What’s the Deal with Signing Artwork?

What’s the Deal with Signing Artwork?

The signing of artwork has been around for centuries. Who wouldn’t want to put their mark on work which they labored over for days, months, or even years? It not only adds monetary value to the work by validating it, but signing also leaves the artist’s trace. This is beneficial in art history to help identify proof of authenticity, and is important to contemporary art because it gives recognition and can spark interest in the artist’s other work. All artists should look to the example of the famous artists of the world by signing their artwork with pride, to claim it as their work and complete the piece.
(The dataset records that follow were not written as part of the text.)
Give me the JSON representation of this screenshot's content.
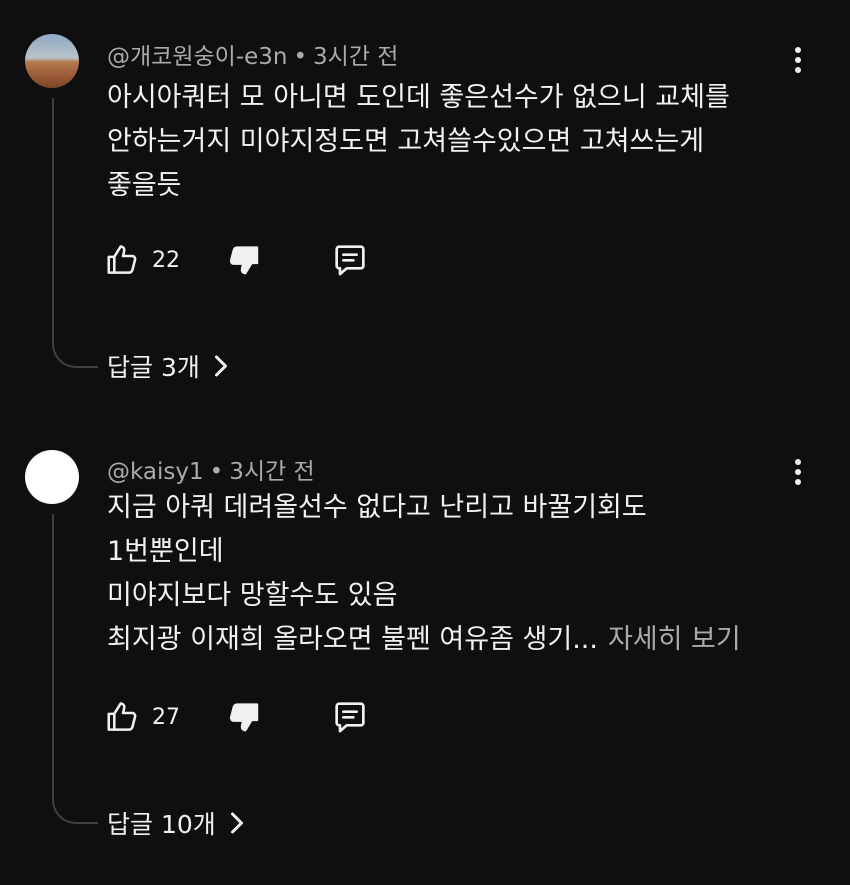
{
  "comments": [
    {
      "author": "@개코원숭이-e3n",
      "time": "3시간 전",
      "lines": [
        "아시아쿼터 모 아니면 도인데 좋은선수가 없으니 교체를",
        "안하는거지 미야지정도면 고쳐쓸수있으면 고쳐쓰는게",
        "좋을듯"
      ],
      "likes": "22",
      "replies_label": "답글 3개"
    },
    {
      "author": "@kaisy1",
      "time": "3시간 전",
      "lines": [
        "지금 아쿼 데려올선수 없다고 난리고 바꿀기회도",
        "1번뿐인데",
        "미야지보다 망할수도 있음",
        "최지광 이재희 올라오면 불펜 여유좀 생기..."
      ],
      "read_more": "자세히 보기",
      "likes": "27",
      "replies_label": "답글 10개"
    }
  ],
  "separator": "•",
  "icons": {
    "like": "thumbs-up-icon",
    "dislike": "thumbs-down-icon",
    "reply": "comment-icon",
    "more": "vertical-dots-icon",
    "chevron": "chevron-right-icon"
  },
  "colors": {
    "background": "#0f0f0f",
    "text": "#f1f1f1",
    "secondary_text": "#aaaaaa",
    "thread_line": "#3f3f3f"
  }
}
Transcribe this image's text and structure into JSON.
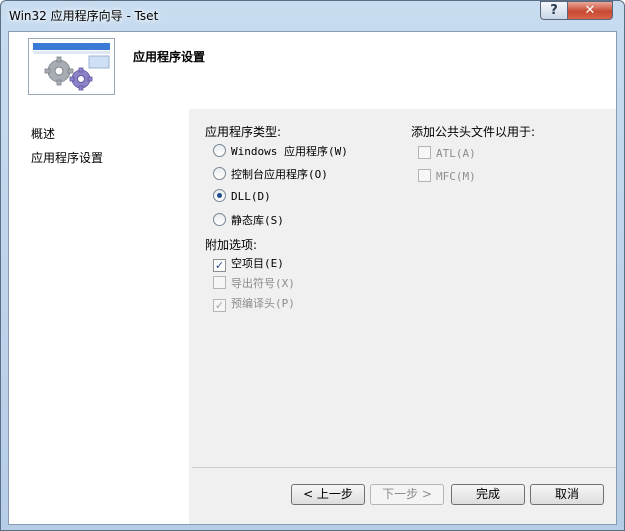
{
  "window": {
    "title": "Win32 应用程序向导 - Tset",
    "help_label": "?",
    "close_label": "✕"
  },
  "header": {
    "title": "应用程序设置",
    "image_icon": "gears-icon"
  },
  "nav": {
    "items": [
      {
        "label": "概述"
      },
      {
        "label": "应用程序设置"
      }
    ]
  },
  "app_type": {
    "heading": "应用程序类型:",
    "options": [
      {
        "label": "Windows 应用程序(W)",
        "selected": false
      },
      {
        "label": "控制台应用程序(O)",
        "selected": false
      },
      {
        "label": "DLL(D)",
        "selected": true
      },
      {
        "label": "静态库(S)",
        "selected": false
      }
    ]
  },
  "additional": {
    "heading": "附加选项:",
    "options": [
      {
        "label": "空项目(E)",
        "checked": true,
        "enabled": true
      },
      {
        "label": "导出符号(X)",
        "checked": false,
        "enabled": false
      },
      {
        "label": "预编译头(P)",
        "checked": true,
        "enabled": false
      }
    ]
  },
  "common_headers": {
    "heading": "添加公共头文件以用于:",
    "options": [
      {
        "label": "ATL(A)",
        "checked": false,
        "enabled": false
      },
      {
        "label": "MFC(M)",
        "checked": false,
        "enabled": false
      }
    ]
  },
  "buttons": {
    "prev": "< 上一步",
    "next": "下一步 >",
    "finish": "完成",
    "cancel": "取消"
  },
  "colors": {
    "selected_radio": "#1e4f8c",
    "title_gradient": "#c8dcf0",
    "close_button": "#c84a32"
  }
}
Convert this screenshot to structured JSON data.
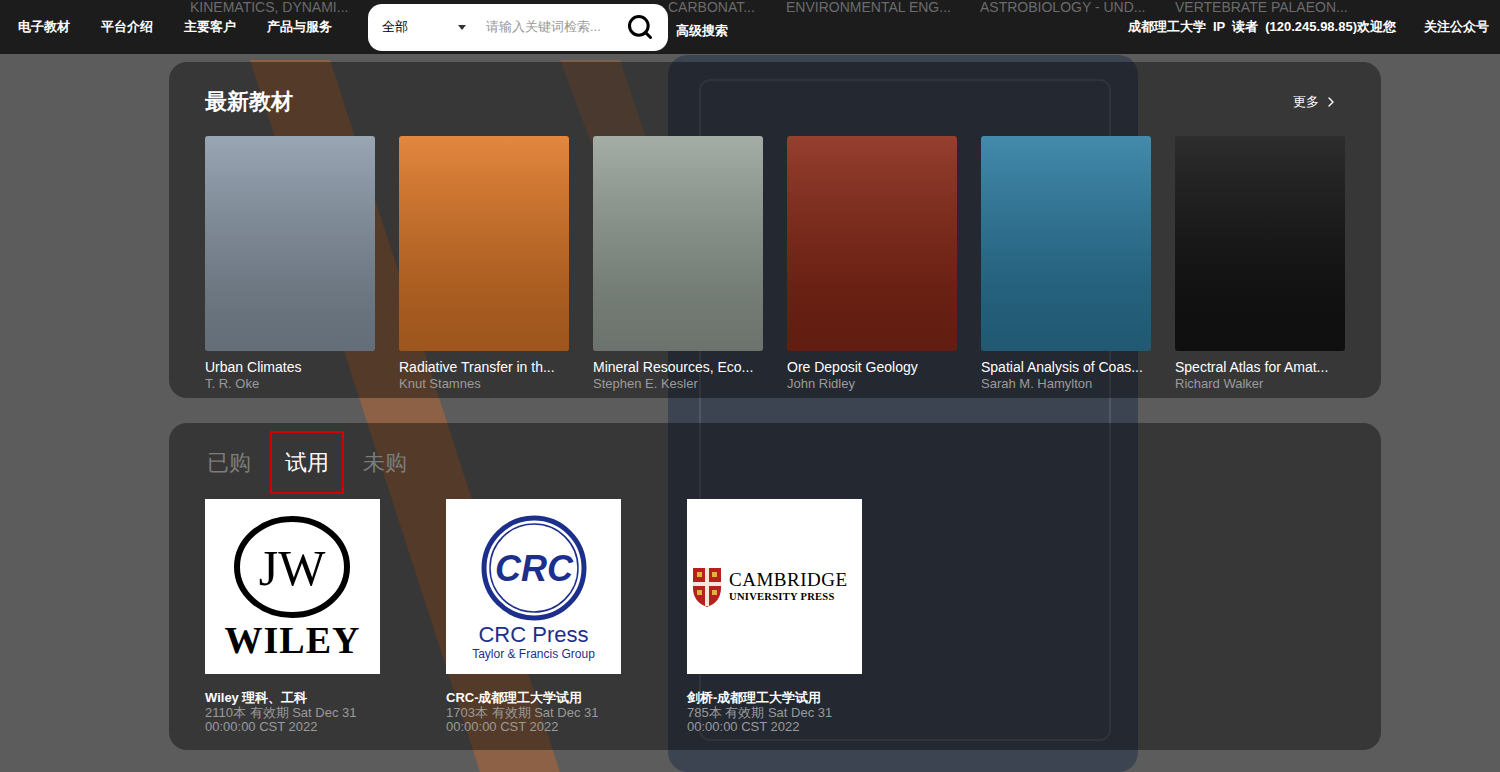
{
  "nav": {
    "links": [
      "电子教材",
      "平台介绍",
      "主要客户",
      "产品与服务"
    ],
    "search": {
      "scope": "全部",
      "placeholder": "请输入关键词检索..."
    },
    "advanced_search": "高级搜索",
    "user": [
      "成都理工大学",
      "IP",
      "读者",
      "(120.245.98.85)欢迎您"
    ],
    "follow": "关注公众号"
  },
  "background_titles": [
    "KINEMATICS, DYNAMI...",
    "CARBONAT...",
    "ENVIRONMENTAL ENG...",
    "ASTROBIOLOGY - UND...",
    "VERTEBRATE PALAEON..."
  ],
  "latest": {
    "title": "最新教材",
    "more": "更多",
    "books": [
      {
        "title": "Urban Climates",
        "author": "T. R. Oke",
        "color": "#8e9cab"
      },
      {
        "title": "Radiative Transfer in th...",
        "author": "Knut Stamnes",
        "color": "#e07a2a"
      },
      {
        "title": "Mineral Resources, Eco...",
        "author": "Stephen E. Kesler",
        "color": "#9aa49c"
      },
      {
        "title": "Ore Deposit Geology",
        "author": "John Ridley",
        "color": "#8a2a18"
      },
      {
        "title": "Spatial Analysis of Coas...",
        "author": "Sarah M. Hamylton",
        "color": "#2f7ea3"
      },
      {
        "title": "Spectral Atlas for Amat...",
        "author": "Richard Walker",
        "color": "#161616"
      }
    ]
  },
  "collections": {
    "tabs": [
      {
        "label": "已购",
        "selected": false
      },
      {
        "label": "试用",
        "selected": true
      },
      {
        "label": "未购",
        "selected": false
      }
    ],
    "items": [
      {
        "name": "Wiley 理科、工科",
        "details": "2110本 有效期 Sat Dec 31 00:00:00 CST 2022",
        "logo": {
          "kind": "wiley",
          "mark": "JW",
          "wordmark": "WILEY"
        }
      },
      {
        "name": "CRC-成都理工大学试用",
        "details": "1703本 有效期 Sat Dec 31 00:00:00 CST 2022",
        "logo": {
          "kind": "crc",
          "mark": "CRC",
          "wordmark": "CRC Press",
          "tagline": "Taylor & Francis Group"
        }
      },
      {
        "name": "剑桥-成都理工大学试用",
        "details": "785本 有效期 Sat Dec 31 00:00:00 CST 2022",
        "logo": {
          "kind": "cambridge",
          "wordmark": "CAMBRIDGE",
          "tagline": "UNIVERSITY PRESS"
        }
      }
    ]
  }
}
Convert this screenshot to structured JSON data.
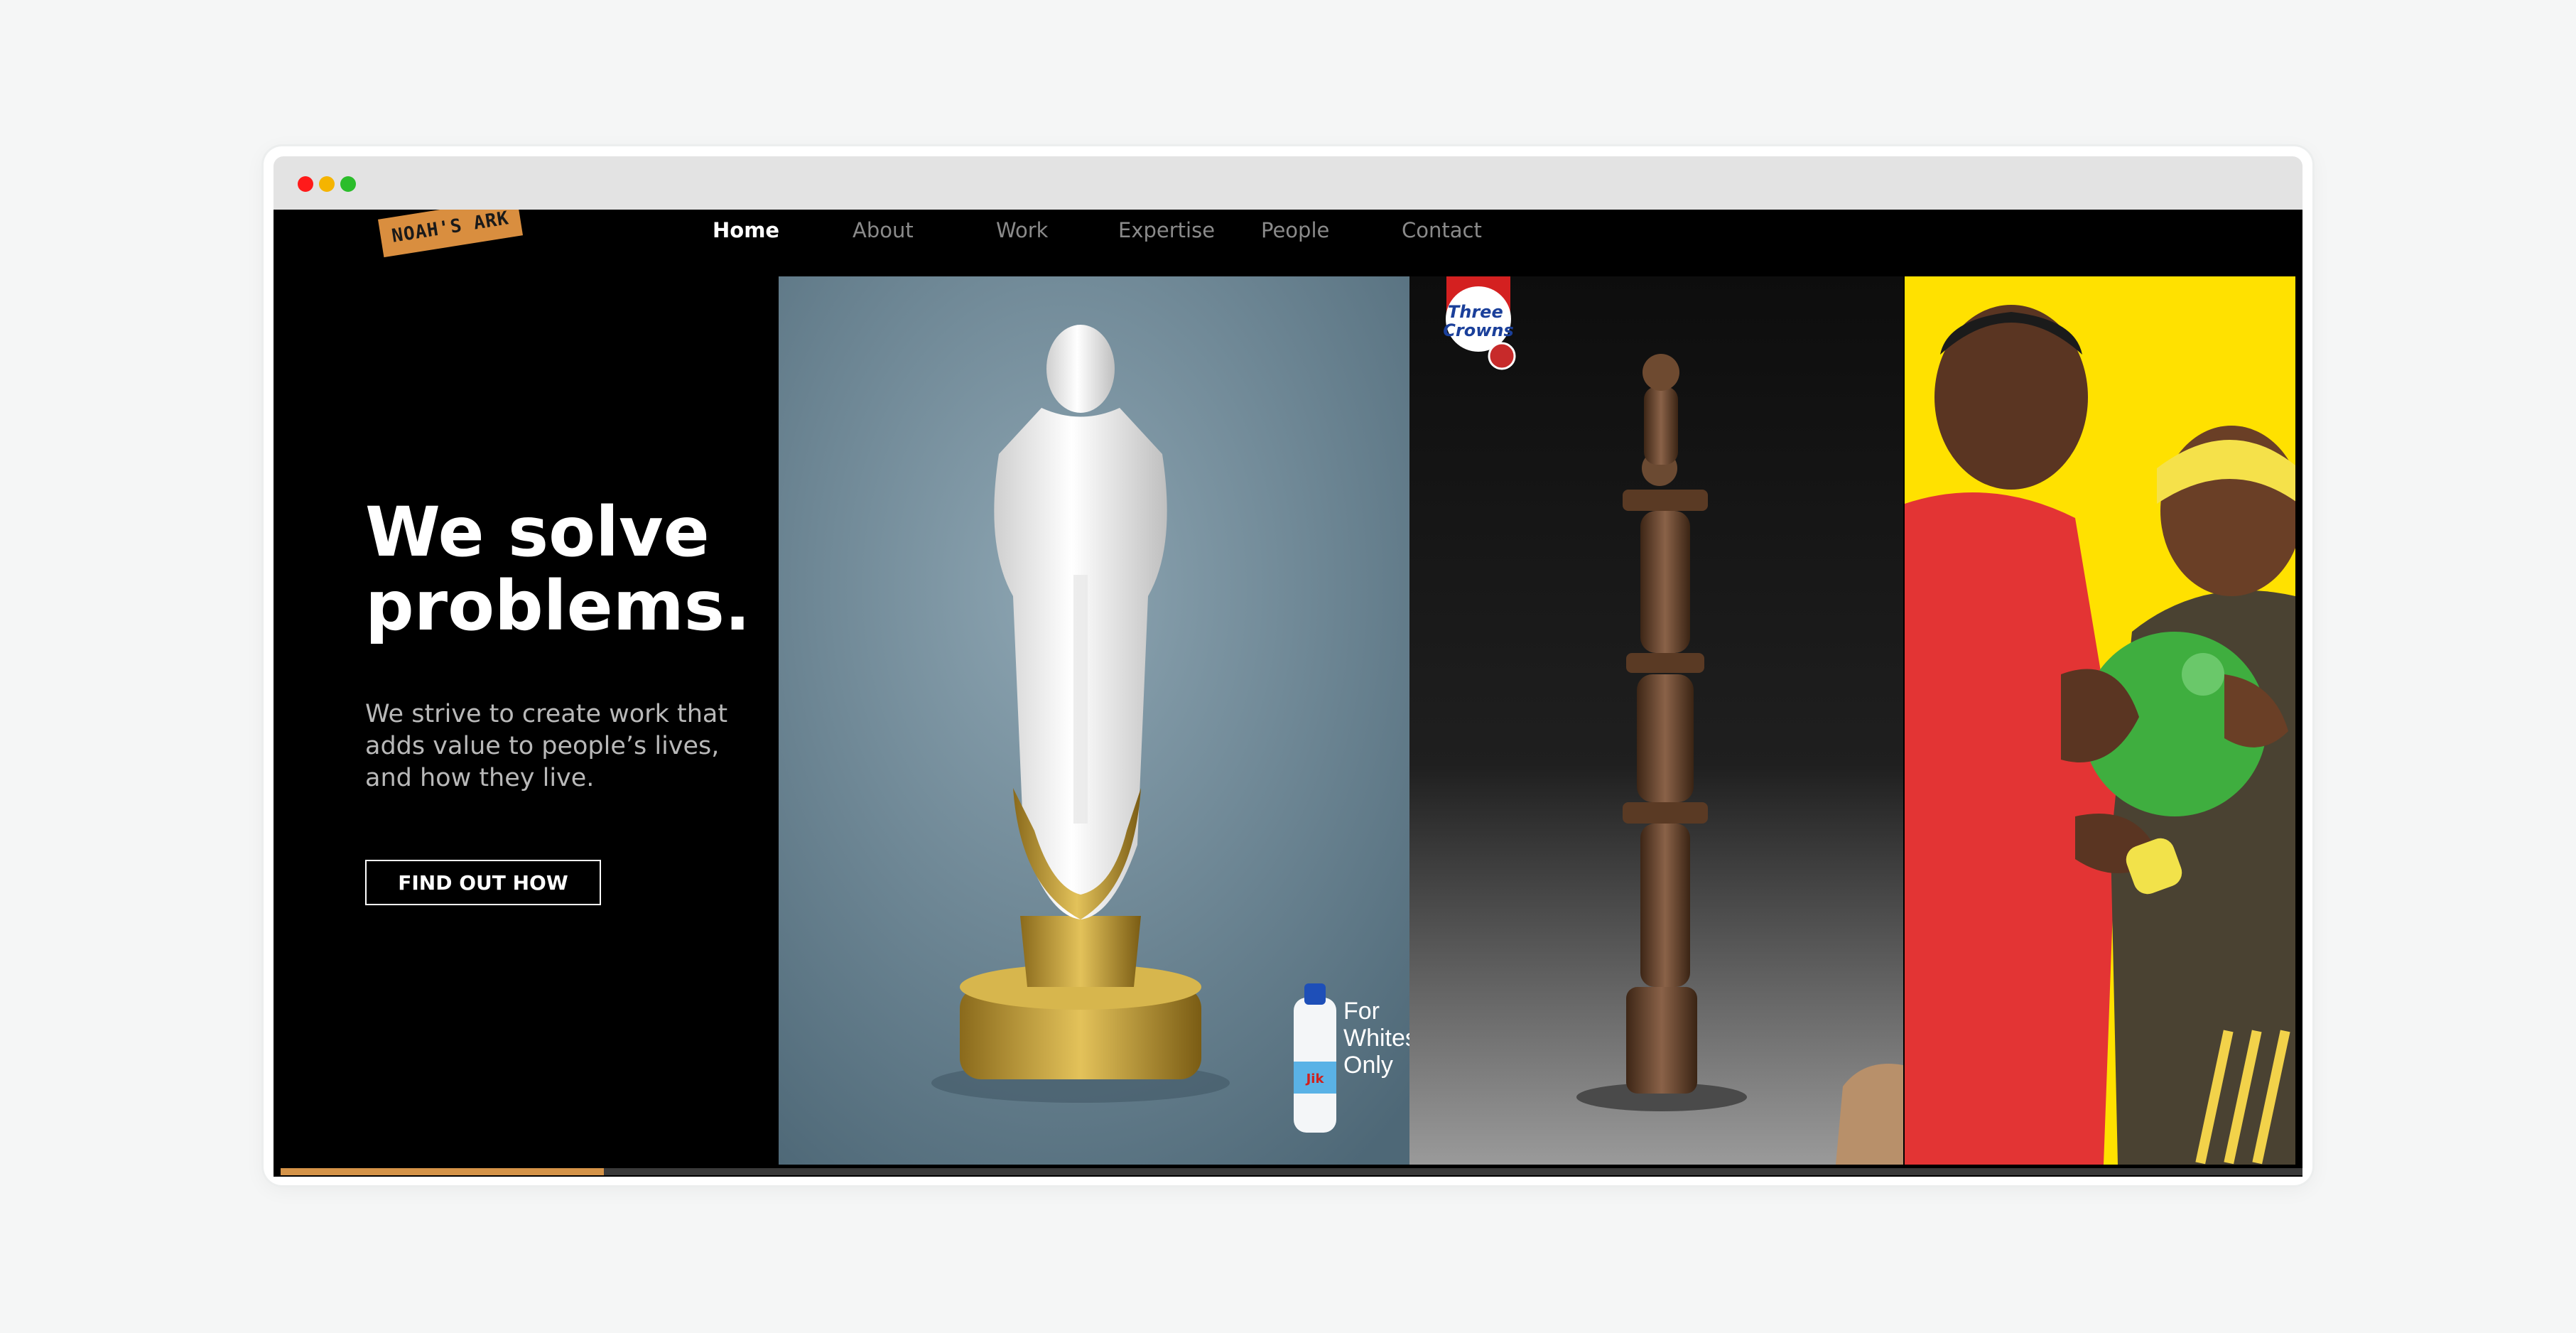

Signing artwork began to really take hold during the Renaissance. As art began its movement into the realm of expression and began to break free of merely documenting people, scenery, and religious scenes, artists began to explore more techniques and to use art as more of a platform for expression through avant-garde styles and subject matter. As these Renaissance artists started to take more pride in their work, they felt the need to sign their work to mark it as their own.

As we know, this practice has continued to this day and because of its benefits shows no sign of ever becoming irrelevant. To illustrate the importance of signatures then, and signatures now, we will cover a contemporary, hypothetical example, as well as an example from art history.

We will call the hypothetical contemporary artist, Maggie. Maggie is a sculptor who primarily works with marble. She loves chipping away at the stone to reveal what she feels lies within the block, this is what drew her to working with marble rather than clay, bronze, or any other sculpting medium. In the beginning of her career, her lack of self-confidence prevented her from signing her work. However, over time she became better in her craft, and eventually started etching her initials into her work as it began to sell more and more. She also found that adding her signature to each sculpture upon finishing it helped it feel complete, almost like a bookend, the first bookend of the piece being the initial drive with a hammer and chisel. As a perfectionist, this helped with her sanity in knowing that after she etched in her initials, the work was done no matter what, and she found it relieved her of the anxiety that could come from wanting to continue to work on the piece.
Later in her career, as she grew in popularity, she found that some of her original pieces were raising questions of validity in the market, due to lack of signature. Because of this, her earlier work was being appraised and sold for less than it otherwise would be.

From the pages of art history, we can take a look at the trials of Albrecht Dürer. Dürer was one of the first artists to be religiously prolific about adding his signature to his work by means of his “AD” monogram. In the early 1500s, upon being notified of some counterfeit copies of prints of his own, Dürer debunked the copies by pointing out the forger’s additional monogram in the prints, and the forger was punished for the use of Dürer’s signature. More on this story can be read about here: http://blog.lofty.com/featured/forged-fridays-durer/.

With these examples we can see the benefits of signing your artwork, and what can happen when you don’t.  It’s important for artists to sign their work to claim it as their own, and add validity and history to the piece, not to mention the sense of completion the artist feels upon signing. After putting in so much time to something, you as an artist owe it to yourself to sign the piece. Be proud, sign your work!